= Giancarlo Pivetta =

Italian rugby union player

Giancarlo Pivetta (born 18 June 1957 in Musile di Piave) is a former Italian rugby union player and a current coach. He played as a prop and as a hooker.

==Club career==
He played for Rugby San Donà, from 1976/77 to 1995/96. He joined Benetton Treviso for the season of 1996/97, and finished his career at Mirano Rugby 1957, where he played from 1997/98 to 1998/99. He left competition aged 42 years old.

==International career==
He had 53 caps for Italy, from 1979 to 1993, scoring 5 tries, 20 points on aggregate.
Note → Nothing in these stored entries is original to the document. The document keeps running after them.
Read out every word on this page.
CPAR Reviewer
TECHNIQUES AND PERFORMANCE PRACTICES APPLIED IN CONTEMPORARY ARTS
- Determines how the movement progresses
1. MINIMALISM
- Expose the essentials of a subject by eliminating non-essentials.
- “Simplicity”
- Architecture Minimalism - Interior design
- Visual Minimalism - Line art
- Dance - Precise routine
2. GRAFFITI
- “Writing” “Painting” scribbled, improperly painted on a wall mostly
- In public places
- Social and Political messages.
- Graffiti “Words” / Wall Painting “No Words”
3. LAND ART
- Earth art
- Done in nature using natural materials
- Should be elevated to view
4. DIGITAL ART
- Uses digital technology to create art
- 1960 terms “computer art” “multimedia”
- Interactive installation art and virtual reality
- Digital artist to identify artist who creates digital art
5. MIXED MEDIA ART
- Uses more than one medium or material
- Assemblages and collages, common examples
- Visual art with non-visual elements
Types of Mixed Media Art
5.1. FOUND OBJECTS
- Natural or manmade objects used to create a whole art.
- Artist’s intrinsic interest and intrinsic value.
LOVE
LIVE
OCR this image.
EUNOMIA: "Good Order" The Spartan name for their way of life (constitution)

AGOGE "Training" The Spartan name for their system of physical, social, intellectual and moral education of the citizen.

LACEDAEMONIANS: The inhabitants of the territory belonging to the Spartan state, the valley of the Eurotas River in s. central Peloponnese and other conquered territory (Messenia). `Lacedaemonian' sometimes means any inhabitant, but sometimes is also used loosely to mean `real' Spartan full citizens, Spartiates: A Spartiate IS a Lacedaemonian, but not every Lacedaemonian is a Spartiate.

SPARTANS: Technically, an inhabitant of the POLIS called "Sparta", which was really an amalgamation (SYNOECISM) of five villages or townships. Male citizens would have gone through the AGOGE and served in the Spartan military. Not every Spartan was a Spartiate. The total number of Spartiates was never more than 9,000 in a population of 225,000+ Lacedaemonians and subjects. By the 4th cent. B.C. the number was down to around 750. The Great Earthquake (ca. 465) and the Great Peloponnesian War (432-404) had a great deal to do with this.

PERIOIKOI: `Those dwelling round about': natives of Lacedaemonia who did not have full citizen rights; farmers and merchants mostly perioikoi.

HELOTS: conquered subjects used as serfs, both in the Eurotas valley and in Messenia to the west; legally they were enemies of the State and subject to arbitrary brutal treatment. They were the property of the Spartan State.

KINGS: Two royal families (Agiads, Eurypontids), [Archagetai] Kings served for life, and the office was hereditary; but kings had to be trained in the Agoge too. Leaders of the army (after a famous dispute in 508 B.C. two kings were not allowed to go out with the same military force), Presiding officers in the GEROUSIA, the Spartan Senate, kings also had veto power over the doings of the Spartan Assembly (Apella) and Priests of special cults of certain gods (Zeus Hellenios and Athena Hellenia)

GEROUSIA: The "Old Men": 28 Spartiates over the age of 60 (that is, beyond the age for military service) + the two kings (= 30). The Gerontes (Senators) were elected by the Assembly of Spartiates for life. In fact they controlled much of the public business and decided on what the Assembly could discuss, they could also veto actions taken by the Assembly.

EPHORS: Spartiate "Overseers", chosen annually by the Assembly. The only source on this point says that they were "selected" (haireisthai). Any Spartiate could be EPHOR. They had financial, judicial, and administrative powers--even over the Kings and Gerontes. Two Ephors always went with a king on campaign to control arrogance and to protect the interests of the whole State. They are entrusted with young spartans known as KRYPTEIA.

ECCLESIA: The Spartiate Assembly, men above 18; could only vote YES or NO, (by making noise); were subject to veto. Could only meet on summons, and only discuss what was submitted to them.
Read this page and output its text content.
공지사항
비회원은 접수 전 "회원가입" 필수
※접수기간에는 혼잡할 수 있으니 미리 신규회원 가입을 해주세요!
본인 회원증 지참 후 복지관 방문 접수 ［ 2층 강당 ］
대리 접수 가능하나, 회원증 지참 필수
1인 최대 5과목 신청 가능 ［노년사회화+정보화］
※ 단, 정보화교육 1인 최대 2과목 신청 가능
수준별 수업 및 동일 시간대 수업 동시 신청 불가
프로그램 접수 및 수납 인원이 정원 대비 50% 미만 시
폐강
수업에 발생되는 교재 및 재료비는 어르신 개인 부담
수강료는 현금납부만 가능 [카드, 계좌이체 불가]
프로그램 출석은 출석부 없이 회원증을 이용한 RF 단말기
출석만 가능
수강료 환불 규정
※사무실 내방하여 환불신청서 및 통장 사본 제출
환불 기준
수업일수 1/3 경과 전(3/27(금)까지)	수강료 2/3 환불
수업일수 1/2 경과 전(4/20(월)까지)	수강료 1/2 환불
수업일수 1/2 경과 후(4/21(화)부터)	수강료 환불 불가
He had his first cap at the surprising loss of 0-44 to Romania, at 22 April 1979, in Bucharest, for the 1978–79 FIRA Trophy, in a game where he played as a replacement. He was called for the 1987 Rugby World Cup, but he never played. He was called once again for the 1991 Rugby World Cup, playing in three games, one as the captain, but without scoring. He had his last cap at the 38-6 win over Spain, at 21 June 1993, in Perpignan, for the Mediterranean Cup, aged 36 years old.

==Coach career==
He became a coach at Mirano Rugby 1957, after finishing his player career, in 1999/2000 and would be in charge until 2001/02. He was the coach of Rugby San Donà, from 2002/03 to 2006/07, once again of Mirano Rugby 1957, from 2007/08 to 2008/09, and of Jesolo Rugby, from 2009/10 to 2011/12. He achieved the promotion of Jesolo Rugby from the Series C to the Series B in 2010/11, resigning the following season.